The seats looked somewhat dated but served their purpose. They were slightly uncomfortable for the length of the flight, but I certainly wouldn’t avoid them.
Seat Score: ✈︎✈︎✈︎✈︎
In Flight Service
easyJet does not provide complimentary refreshments onboard. Knowing the flight was scheduled to take 3 hours I decided to purchase a £7 onboard voucher for £5.50 during booking. Thankfully the meal deal was £7. I opted for the cheese and ham toastie, a packet of Pringles, and a Nescafe cappuccino.
The Pringles, although bursting due to the air pressure, was tasty as expected. The cappuccino could’ve been better but was at a drinkable temperature, and nothing unexpected given it was an instant drink. This was unfortunately where the fun ended. I would strongly recommend steering clear of the easyJet ham and cheese toastie. The bread was soggy, the crust was chewy, and it had absolutely no flavour, while the single thick slice of ham was difficult to bite through. The only thing going for the toastie was that it arrived a minute after I ordered it.
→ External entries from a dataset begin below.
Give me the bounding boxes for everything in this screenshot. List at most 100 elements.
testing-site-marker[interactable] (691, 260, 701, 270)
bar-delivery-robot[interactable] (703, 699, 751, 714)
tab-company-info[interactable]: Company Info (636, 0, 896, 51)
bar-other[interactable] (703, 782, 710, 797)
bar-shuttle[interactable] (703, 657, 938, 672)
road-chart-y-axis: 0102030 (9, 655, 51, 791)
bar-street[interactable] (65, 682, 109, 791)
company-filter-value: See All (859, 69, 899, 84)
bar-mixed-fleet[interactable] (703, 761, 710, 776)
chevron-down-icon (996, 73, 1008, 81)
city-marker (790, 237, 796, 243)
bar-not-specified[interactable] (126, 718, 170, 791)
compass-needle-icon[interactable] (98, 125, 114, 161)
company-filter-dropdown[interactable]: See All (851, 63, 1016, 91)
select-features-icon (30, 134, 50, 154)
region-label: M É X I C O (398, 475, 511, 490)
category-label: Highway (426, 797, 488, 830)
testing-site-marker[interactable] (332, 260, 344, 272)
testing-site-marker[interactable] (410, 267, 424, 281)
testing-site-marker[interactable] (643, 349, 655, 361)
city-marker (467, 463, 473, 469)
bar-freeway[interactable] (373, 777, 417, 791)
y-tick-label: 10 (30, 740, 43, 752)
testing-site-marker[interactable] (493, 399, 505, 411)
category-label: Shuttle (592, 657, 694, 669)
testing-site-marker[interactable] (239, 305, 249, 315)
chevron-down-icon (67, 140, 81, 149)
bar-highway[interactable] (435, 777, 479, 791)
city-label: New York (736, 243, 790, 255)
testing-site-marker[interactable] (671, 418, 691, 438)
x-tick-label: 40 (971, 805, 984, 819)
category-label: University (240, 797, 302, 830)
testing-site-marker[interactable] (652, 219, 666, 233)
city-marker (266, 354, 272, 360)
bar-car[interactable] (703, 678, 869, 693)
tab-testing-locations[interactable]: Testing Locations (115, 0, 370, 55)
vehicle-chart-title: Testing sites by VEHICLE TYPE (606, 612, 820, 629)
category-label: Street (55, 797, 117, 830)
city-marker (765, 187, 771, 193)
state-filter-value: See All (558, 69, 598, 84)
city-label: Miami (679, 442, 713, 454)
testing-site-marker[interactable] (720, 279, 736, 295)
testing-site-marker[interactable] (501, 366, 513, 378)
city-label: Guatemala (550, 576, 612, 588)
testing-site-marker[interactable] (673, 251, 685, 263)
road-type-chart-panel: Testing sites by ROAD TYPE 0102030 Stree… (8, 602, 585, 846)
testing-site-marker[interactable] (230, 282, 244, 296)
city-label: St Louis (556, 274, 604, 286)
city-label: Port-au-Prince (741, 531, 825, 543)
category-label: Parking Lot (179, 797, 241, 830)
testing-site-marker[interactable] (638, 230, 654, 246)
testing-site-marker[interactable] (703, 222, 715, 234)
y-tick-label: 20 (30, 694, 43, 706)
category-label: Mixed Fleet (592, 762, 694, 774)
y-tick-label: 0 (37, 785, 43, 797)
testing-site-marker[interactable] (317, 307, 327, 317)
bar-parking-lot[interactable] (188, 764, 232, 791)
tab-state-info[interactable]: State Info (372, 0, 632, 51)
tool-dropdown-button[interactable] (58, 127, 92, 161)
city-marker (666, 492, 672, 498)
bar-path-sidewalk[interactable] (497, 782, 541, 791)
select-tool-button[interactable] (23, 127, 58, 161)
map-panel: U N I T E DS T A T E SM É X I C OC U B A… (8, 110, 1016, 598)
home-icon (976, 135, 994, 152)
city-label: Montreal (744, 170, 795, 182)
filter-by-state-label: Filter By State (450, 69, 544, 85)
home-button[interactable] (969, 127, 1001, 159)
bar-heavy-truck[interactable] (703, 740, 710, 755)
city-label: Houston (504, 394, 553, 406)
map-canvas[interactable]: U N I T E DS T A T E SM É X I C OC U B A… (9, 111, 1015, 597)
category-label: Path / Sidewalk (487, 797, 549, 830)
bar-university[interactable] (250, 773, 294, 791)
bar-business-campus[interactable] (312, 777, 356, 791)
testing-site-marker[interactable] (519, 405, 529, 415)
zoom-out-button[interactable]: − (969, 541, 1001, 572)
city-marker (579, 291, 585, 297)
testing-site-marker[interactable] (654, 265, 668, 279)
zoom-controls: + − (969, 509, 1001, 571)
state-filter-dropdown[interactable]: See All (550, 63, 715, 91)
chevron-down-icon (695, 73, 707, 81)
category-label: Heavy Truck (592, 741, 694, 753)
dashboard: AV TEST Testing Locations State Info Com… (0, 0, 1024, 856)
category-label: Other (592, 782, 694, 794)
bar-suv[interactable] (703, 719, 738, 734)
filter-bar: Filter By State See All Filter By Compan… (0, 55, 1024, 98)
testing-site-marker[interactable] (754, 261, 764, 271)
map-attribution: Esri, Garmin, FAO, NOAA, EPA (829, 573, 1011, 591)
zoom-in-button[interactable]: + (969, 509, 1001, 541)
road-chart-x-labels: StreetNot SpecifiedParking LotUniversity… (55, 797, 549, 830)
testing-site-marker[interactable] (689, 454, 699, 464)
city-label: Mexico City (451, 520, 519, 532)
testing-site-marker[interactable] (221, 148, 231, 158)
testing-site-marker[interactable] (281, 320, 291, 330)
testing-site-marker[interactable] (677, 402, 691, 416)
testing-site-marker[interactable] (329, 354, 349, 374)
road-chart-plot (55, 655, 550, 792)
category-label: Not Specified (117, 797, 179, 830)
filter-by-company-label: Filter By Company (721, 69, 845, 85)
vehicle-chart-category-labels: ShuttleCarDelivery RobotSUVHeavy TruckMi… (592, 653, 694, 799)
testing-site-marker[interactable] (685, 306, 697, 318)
In spite of all of this, the five cabin crew members all seemed approachable and friendly and were very pleasant to deal with.
In Flight Service Score: ✈︎ (due to the toastie)
The Flight Overall
Overall, the flight got me to my destination at a reasonable price. Despite the horrendously poor toastie, and the check-in and boarding difficulties, it could have been worse. Thankfully the aircraft didn’t make a turbulent approach. The handsfree priority tag turned out to be pointless. Gibraltar is such a small airport that the bags were all on the belt before we cleared passport control. I would fly with easyJet again. However, I’d buy food for the flight in the terminal.